Tilt-Shift lens worth it?

Started 3 months ago | Questions thread
mmarian Senior Member • Posts: 1,865
Re: On the other hand

Photomonkey wrote:

Ian L wrote:

JackM wrote:

Put it this way - I've done a few hundred r/e shoots and paid for all my gear several times over without a TS lens. I've never had a realtor complain or mention anything about excessive ceiling in my shots. So it's clearly not necessary unless you are shooting a lot of exteriors of tall-ish buildings. For interiors it's really just a convenience for the photographer, and you could probably get some marketing mileage out of saying you have a special tilt-shift perspective control lens. Still would be nice though.

Oh, i know i can keep using just a wide angle, and that probably 95% of all professional shot r/e images are not done with a t/s lens. But I'm interested in getting my photos as good as I possibly can. It's a little bit of an obsession. So i'm mainly just wondering if the t/s lens will make any difference, vs just using perspective correction in LR/PS.

TS lenses are sharp but most of the puffery you hear is from those rhapsodizing about their very expensive purchase.

In Julius Shulman's book on architectural photography notes that he rarely used the movements on his view camera. That is my experience in 20+ years of doing it.

In addition the notion that quality loss is significant when adjusting perspective in post is just wrong. Moderate corrections do not show issues at al. Moreover, if they were, they are at the edges and often in areas of no detail.

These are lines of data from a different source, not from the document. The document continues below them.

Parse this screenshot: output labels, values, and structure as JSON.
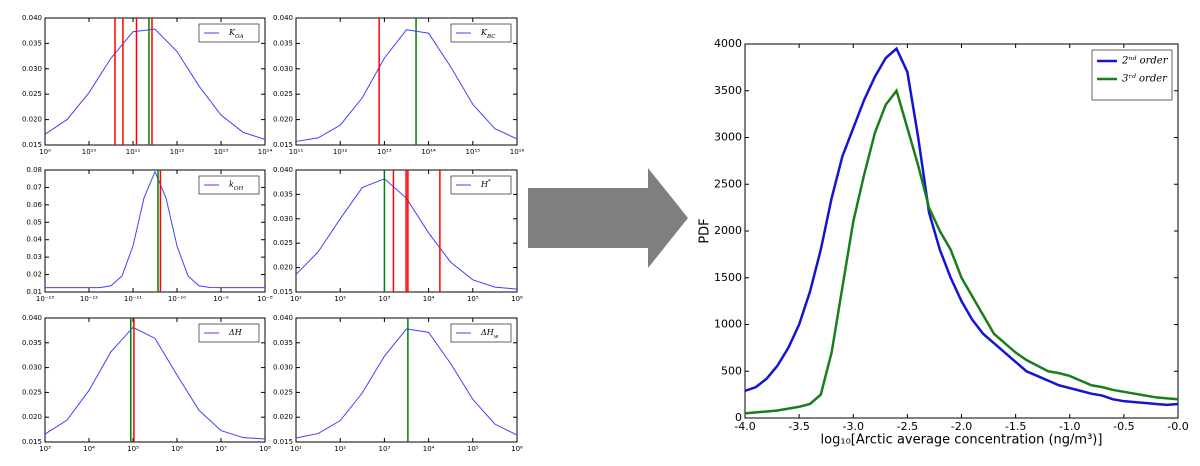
{
  "chart_data": [
    {
      "type": "line",
      "xscale": "log",
      "legend": "upper right",
      "x": [
        1000000000.0,
        3160000000.0,
        10000000000.0,
        31600000000.0,
        100000000000.0,
        316000000000.0,
        1000000000000.0,
        3160000000000.0,
        10000000000000.0,
        31600000000000.0,
        100000000000000.0
      ],
      "series": [
        {
          "name": "K_OA",
          "color": "#4040ff",
          "values": [
            0.0171,
            0.02,
            0.0253,
            0.0321,
            0.0373,
            0.0378,
            0.0334,
            0.0266,
            0.0209,
            0.0175,
            0.0161
          ]
        }
      ],
      "vlines": [
        {
          "x": 39000000000.0,
          "color": "#ff0000"
        },
        {
          "x": 59000000000.0,
          "color": "#ff0000"
        },
        {
          "x": 120000000000.0,
          "color": "#ff0000"
        },
        {
          "x": 270000000000.0,
          "color": "#ff0000"
        },
        {
          "x": 230000000000.0,
          "color": "#008000"
        }
      ],
      "xlim": [
        1000000000.0,
        100000000000000.0
      ],
      "xticks": [
        {
          "value": 1000000000.0,
          "label": "10⁹"
        },
        {
          "value": 10000000000.0,
          "label": "10¹⁰"
        },
        {
          "value": 100000000000.0,
          "label": "10¹¹"
        },
        {
          "value": 1000000000000.0,
          "label": "10¹²"
        },
        {
          "value": 10000000000000.0,
          "label": "10¹³"
        },
        {
          "value": 100000000000000.0,
          "label": "10¹⁴"
        }
      ],
      "ylim": [
        0.015,
        0.04
      ],
      "yticks": [
        0.015,
        {
          "value": 0.02,
          "label": "0.020"
        },
        0.025,
        {
          "value": 0.03,
          "label": "0.030"
        },
        0.035,
        {
          "value": 0.04,
          "label": "0.040"
        }
      ]
    },
    {
      "type": "line",
      "xscale": "log",
      "legend": "upper right",
      "x": [
        100000000000.0,
        316000000000.0,
        1000000000000.0,
        3160000000000.0,
        10000000000000.0,
        31600000000000.0,
        100000000000000.0,
        316000000000000.0,
        1000000000000000.0,
        3160000000000000.0,
        1e+16
      ],
      "series": [
        {
          "name": "K_BC",
          "color": "#4040ff",
          "values": [
            0.0157,
            0.0164,
            0.0189,
            0.0243,
            0.0321,
            0.0377,
            0.037,
            0.0304,
            0.023,
            0.0182,
            0.0162
          ]
        }
      ],
      "vlines": [
        {
          "x": 7600000000000.0,
          "color": "#ff0000"
        },
        {
          "x": 52000000000000.0,
          "color": "#008000"
        }
      ],
      "xlim": [
        100000000000.0,
        1e+16
      ],
      "xticks": [
        {
          "value": 100000000000.0,
          "label": "10¹¹"
        },
        {
          "value": 1000000000000.0,
          "label": "10¹²"
        },
        {
          "value": 10000000000000.0,
          "label": "10¹³"
        },
        {
          "value": 100000000000000.0,
          "label": "10¹⁴"
        },
        {
          "value": 1000000000000000.0,
          "label": "10¹⁵"
        },
        {
          "value": 1e+16,
          "label": "10¹⁶"
        }
      ],
      "ylim": [
        0.015,
        0.04
      ],
      "yticks": [
        0.015,
        {
          "value": 0.02,
          "label": "0.020"
        },
        0.025,
        {
          "value": 0.03,
          "label": "0.030"
        },
        0.035,
        {
          "value": 0.04,
          "label": "0.040"
        }
      ]
    },
    {
      "type": "line",
      "xscale": "log",
      "legend": "upper right",
      "x": [
        1e-13,
        1.78e-13,
        3.16e-13,
        5.62e-13,
        1e-12,
        1.78e-12,
        3.16e-12,
        5.62e-12,
        1e-11,
        1.78e-11,
        3.16e-11,
        5.62e-11,
        1e-10,
        1.78e-10,
        3.16e-10,
        5.62e-10,
        1e-09,
        1.78e-09,
        3.16e-09,
        5.62e-09,
        1e-08
      ],
      "series": [
        {
          "name": "k_OH",
          "color": "#4040ff",
          "values": [
            0.0125,
            0.0125,
            0.0125,
            0.0125,
            0.0125,
            0.0125,
            0.0136,
            0.0192,
            0.0364,
            0.064,
            0.079,
            0.064,
            0.0364,
            0.0192,
            0.0136,
            0.0126,
            0.0125,
            0.0125,
            0.0125,
            0.0125,
            0.0125
          ]
        }
      ],
      "vlines": [
        {
          "x": 4.2e-11,
          "color": "#ff0000"
        },
        {
          "x": 3.7e-11,
          "color": "#008000"
        }
      ],
      "xlim": [
        1e-13,
        1e-08
      ],
      "xticks": [
        {
          "value": 1e-13,
          "label": "10⁻¹³"
        },
        {
          "value": 1e-12,
          "label": "10⁻¹²"
        },
        {
          "value": 1e-11,
          "label": "10⁻¹¹"
        },
        {
          "value": 1e-10,
          "label": "10⁻¹⁰"
        },
        {
          "value": 1e-09,
          "label": "10⁻⁹"
        },
        {
          "value": 1e-08,
          "label": "10⁻⁸"
        }
      ],
      "ylim": [
        0.01,
        0.08
      ],
      "yticks": [
        0.01,
        0.02,
        0.03,
        0.04,
        0.05,
        0.06,
        0.07,
        0.08
      ]
    },
    {
      "type": "line",
      "xscale": "log",
      "legend": "upper right",
      "x": [
        10,
        31.6,
        100,
        316,
        1000,
        3160,
        10000,
        31600,
        100000,
        316000,
        1000000
      ],
      "series": [
        {
          "name": "H^*",
          "color": "#4040ff",
          "values": [
            0.0186,
            0.0232,
            0.03,
            0.0364,
            0.0382,
            0.0342,
            0.0271,
            0.0211,
            0.0175,
            0.016,
            0.0156
          ]
        }
      ],
      "vlines": [
        {
          "x": 1600,
          "color": "#ff0000"
        },
        {
          "x": 3100,
          "color": "#ff0000"
        },
        {
          "x": 3400,
          "color": "#ff0000"
        },
        {
          "x": 18000,
          "color": "#ff0000"
        },
        {
          "x": 1000,
          "color": "#008000"
        }
      ],
      "xlim": [
        10,
        1000000
      ],
      "xticks": [
        {
          "value": 10,
          "label": "10¹"
        },
        {
          "value": 100,
          "label": "10²"
        },
        {
          "value": 1000,
          "label": "10³"
        },
        {
          "value": 10000,
          "label": "10⁴"
        },
        {
          "value": 100000,
          "label": "10⁵"
        },
        {
          "value": 1000000,
          "label": "10⁶"
        }
      ],
      "ylim": [
        0.015,
        0.04
      ],
      "yticks": [
        0.015,
        {
          "value": 0.02,
          "label": "0.020"
        },
        0.025,
        {
          "value": 0.03,
          "label": "0.030"
        },
        0.035,
        {
          "value": 0.04,
          "label": "0.040"
        }
      ]
    },
    {
      "type": "line",
      "xscale": "log",
      "legend": "upper right",
      "x": [
        1000,
        3160,
        10000,
        31600,
        100000,
        316000,
        1000000,
        3160000,
        10000000,
        31600000,
        100000000
      ],
      "series": [
        {
          "name": "ΔH",
          "color": "#4040ff",
          "values": [
            0.0166,
            0.0194,
            0.0254,
            0.0332,
            0.0381,
            0.0359,
            0.0285,
            0.0214,
            0.0173,
            0.0159,
            0.0156
          ]
        }
      ],
      "vlines": [
        {
          "x": 105000,
          "color": "#ff0000"
        },
        {
          "x": 89000,
          "color": "#008000"
        }
      ],
      "xlim": [
        1000,
        100000000
      ],
      "xticks": [
        {
          "value": 1000,
          "label": "10³"
        },
        {
          "value": 10000,
          "label": "10⁴"
        },
        {
          "value": 100000,
          "label": "10⁵"
        },
        {
          "value": 1000000,
          "label": "10⁶"
        },
        {
          "value": 10000000,
          "label": "10⁷"
        },
        {
          "value": 100000000,
          "label": "10⁸"
        }
      ],
      "ylim": [
        0.015,
        0.04
      ],
      "yticks": [
        0.015,
        {
          "value": 0.02,
          "label": "0.020"
        },
        0.025,
        {
          "value": 0.03,
          "label": "0.030"
        },
        0.035,
        {
          "value": 0.04,
          "label": "0.040"
        }
      ]
    },
    {
      "type": "line",
      "xscale": "log",
      "legend": "upper right",
      "x": [
        10,
        31.6,
        100,
        316,
        1000,
        3160,
        10000,
        31600,
        100000,
        316000,
        1000000
      ],
      "series": [
        {
          "name": "ΔH_w",
          "color": "#4040ff",
          "values": [
            0.0158,
            0.0167,
            0.0193,
            0.0249,
            0.0323,
            0.0378,
            0.0371,
            0.0308,
            0.0236,
            0.0186,
            0.0164
          ]
        }
      ],
      "vlines": [
        {
          "x": 3400,
          "color": "#008000"
        }
      ],
      "xlim": [
        10,
        1000000
      ],
      "xticks": [
        {
          "value": 10,
          "label": "10¹"
        },
        {
          "value": 100,
          "label": "10²"
        },
        {
          "value": 1000,
          "label": "10³"
        },
        {
          "value": 10000,
          "label": "10⁴"
        },
        {
          "value": 100000,
          "label": "10⁵"
        },
        {
          "value": 1000000,
          "label": "10⁶"
        }
      ],
      "ylim": [
        0.015,
        0.04
      ],
      "yticks": [
        0.015,
        {
          "value": 0.02,
          "label": "0.020"
        },
        0.025,
        {
          "value": 0.03,
          "label": "0.030"
        },
        0.035,
        {
          "value": 0.04,
          "label": "0.040"
        }
      ]
    },
    {
      "type": "line",
      "legend": "upper right",
      "xlabel": "log₁₀[Arctic average concentration (ng/m³)]",
      "ylabel": "PDF",
      "x": [
        -4.0,
        -3.9,
        -3.8,
        -3.7,
        -3.6,
        -3.5,
        -3.4,
        -3.3,
        -3.2,
        -3.1,
        -3.0,
        -2.9,
        -2.8,
        -2.7,
        -2.6,
        -2.5,
        -2.4,
        -2.3,
        -2.2,
        -2.1,
        -2.0,
        -1.9,
        -1.8,
        -1.7,
        -1.6,
        -1.5,
        -1.4,
        -1.3,
        -1.2,
        -1.1,
        -1.0,
        -0.9,
        -0.8,
        -0.7,
        -0.6,
        -0.5,
        -0.4,
        -0.3,
        -0.2,
        -0.1,
        0.0
      ],
      "series": [
        {
          "name": "2ⁿᵈ order",
          "color": "#1414d2",
          "values": [
            290,
            330,
            420,
            560,
            750,
            1000,
            1350,
            1800,
            2350,
            2800,
            3100,
            3400,
            3650,
            3850,
            3950,
            3700,
            3000,
            2200,
            1800,
            1500,
            1250,
            1050,
            900,
            800,
            700,
            600,
            500,
            450,
            400,
            350,
            320,
            290,
            260,
            240,
            200,
            180,
            170,
            160,
            150,
            140,
            150
          ]
        },
        {
          "name": "3ʳᵈ order",
          "color": "#1a7f1a",
          "values": [
            50,
            60,
            70,
            80,
            100,
            120,
            150,
            250,
            700,
            1400,
            2100,
            2600,
            3050,
            3350,
            3500,
            3100,
            2700,
            2250,
            2000,
            1800,
            1500,
            1300,
            1100,
            900,
            800,
            700,
            620,
            560,
            500,
            480,
            450,
            400,
            350,
            330,
            300,
            280,
            260,
            240,
            220,
            210,
            200
          ]
        }
      ],
      "xlim": [
        -4.0,
        0.0
      ],
      "xticks": [
        {
          "value": -4.0,
          "label": "-4.0"
        },
        {
          "value": -3.5,
          "label": "-3.5"
        },
        {
          "value": -3.0,
          "label": "-3.0"
        },
        {
          "value": -2.5,
          "label": "-2.5"
        },
        {
          "value": -2.0,
          "label": "-2.0"
        },
        {
          "value": -1.5,
          "label": "-1.5"
        },
        {
          "value": -1.0,
          "label": "-1.0"
        },
        {
          "value": -0.5,
          "label": "-0.5"
        },
        {
          "value": 0.0,
          "label": "-0.0"
        }
      ],
      "ylim": [
        0,
        4000
      ],
      "yticks": [
        0,
        500,
        1000,
        1500,
        2000,
        2500,
        3000,
        3500,
        4000
      ]
    }
  ]
}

Like most obsessions, reality falls far short of fantasy.

I guess it all depends. To me having worked with TS-E lenses for many years, the shift feature especially is indispensable. How someone shooting architecture can claim rarely using shift on their technical cameras is beyond me quite frankly. These lenses give you extra freedom when composing especially interior shots allowing you to place the camera higher (to eye level or even higher) without having half of the image filled with ceiling as is the case with normal WA lenses if you want to keep camera level. To avoid this you are left with having to tilt the camera downwards or placing it low at hip level or lower. Fixing the perspective in post not only deteriorates the quality towards the edges but you are cropping large parts of what you captured. The more you tilt the camera the more image you loose by fixing the perspective in post. But to each his own.

I am not going to argue with you about benefits of TS-E lenses if you can't see them and appreciate them it would be pointless. But accusing photographers who use TS-E lenses of "rhapsodizing about their very expensive purchase" is not only simplistic and ignorant statement but also insulting and plain silly.